The Reporting Persons have the shared power to vote or direct the vote, and the shared power to dispose or to direct the disposition of all 3,737,747 shares of Class A Common Stock described in the cover page of this Schedule 13D.
(c) Except as disclosed in Item 6 of this Schedule 13D (which is incorporated herein by reference), and as reported on the Forms 4 jointly filed by the Reporting Persons with the SEC on March 8, 2023 and March 10, 2023, none of the Reporting Persons effected any transaction in securities of the Issuer in the past 60 days.
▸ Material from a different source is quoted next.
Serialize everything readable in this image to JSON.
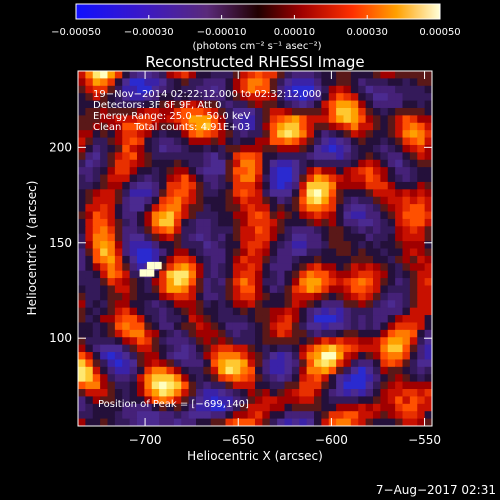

(d) No person, other than the Reporting Persons, is known to have the right to receive or the power to direct the receipt of dividends from, or any proceeds from the sale of, the shares of Class A Common Stock beneficially owned by the Reporting Persons.
(e) Inapplicable.
Item 6. | Contracts, Arrangements, Understandings or Relationships with Respect to Securities of the Issuer |
This Amendment adds the text set forth below immediately after the final paragraph under the subheading “Follow-on Offering” in Item 6 of the Original Schedule 13D:
2023 Offering
On March 7, 2023, Holdco I and Holdco II, as selling stockholders, entered into an Underwriting Agreement (the “Underwriting Agreement”), by and among the Issuer, Parent, Holdco I, Holdco II, and Morgan Stanley & Co. LLC (the “Underwriter”), relating to the public offering of an aggregate 24,501,650 shares of Class A Common Stock by Holdco I and Holdco II (collectively, the “2023 Offering”). The Underwriting Agreement contains customary representations, warranties, covenants and indemnification obligations of Holdco I and Holdco II, as well as other customary provisions. Pursuant to the Underwriting Agreement, Holdco I and Holdco II granted the Underwriters an overallotment option (the “Overallotment Option”) to purchase up to an additional 3,675,247 shares of Class A Common Stock.
The 2023 Offering was made pursuant to the Issuer’s automatic shelf registration statement on Form S-3 (File No. 333-268610) that became effective under the Securities Act of 1933, as amended, when filed with the SEC on November 30, 2022, and a related prospectus supplement dated March 7, 2023, and filed with the SEC on March 9, 2023. The 2023 Offering closed on March 10, 2023.
In connection with the 2023 Offering, Holdco I, Holdco II and Founder entered into lock-up agreements, copies of which are filed as Exhibits 4, 5, and 6 to this Schedule 13D (the “2023 Lock-Up Agreements”), respectively, with the Underwriters pursuant to which Holdco I, Holdco II, and Founder, subject to certain exceptions, for a period of 90 days after the date of the Final Prospectus, may not, without the prior written consent of the Underwriter, (i) offer, sell, contract to sell, pledge, grant any option to purchase, lend or otherwise dispose of any shares of Common Stock, or any common units of Parent, or any options or warrants to purchase any shares of Common Stock or common units of Parent, or any securities convertible into, exchangeable for or that represent the right to receive shares of Common Stock or any common units of Parent (such options, warrants or other securities, collectively, “Derivative Instruments”), including without limitation any such shares, units or Derivative Instruments now owned or hereafter acquired by Holdco I, Holdco II, or Founder (collectively, the “2023 Lock-Up Securities”), (ii) engage in any hedging or other transaction or arrangement (including, without limitation, any short sale or the purchase or sale of, or entry into, any put or call option, or combination thereof, forward, swap or any other derivative transaction or instrument, however described or defined) which is designed to or which reasonably could be expected to lead to or result in a sale, loan, pledge or other disposition (whether by the undersigned or someone other than the undersigned), or transfer of any of the economic consequences of ownership, in whole or in part, directly or indirectly, of the 2023 Lock-Up Securities, whether any such transaction or arrangement (or instrument provided for thereunder) would be settled by delivery of Common Stock or other securities, in cash or otherwise (any such sale, loan, pledge or
other disposition, or transfer of economic consequences, or (iii) otherwise publicly announce any intention to engage in or cause any action or activity described in clause (i) above or transaction or arrangement described in clause (ii) above.
The description of the 2023 Lock-Up Agreements in this Item 6 of this Schedule 13D is a summary only and is qualified in its entirety by the actual terms of the 2023 Lock-Up Agreements, copies of which are filed as Exhibits 4, 5, and 6 to this Schedule 13D.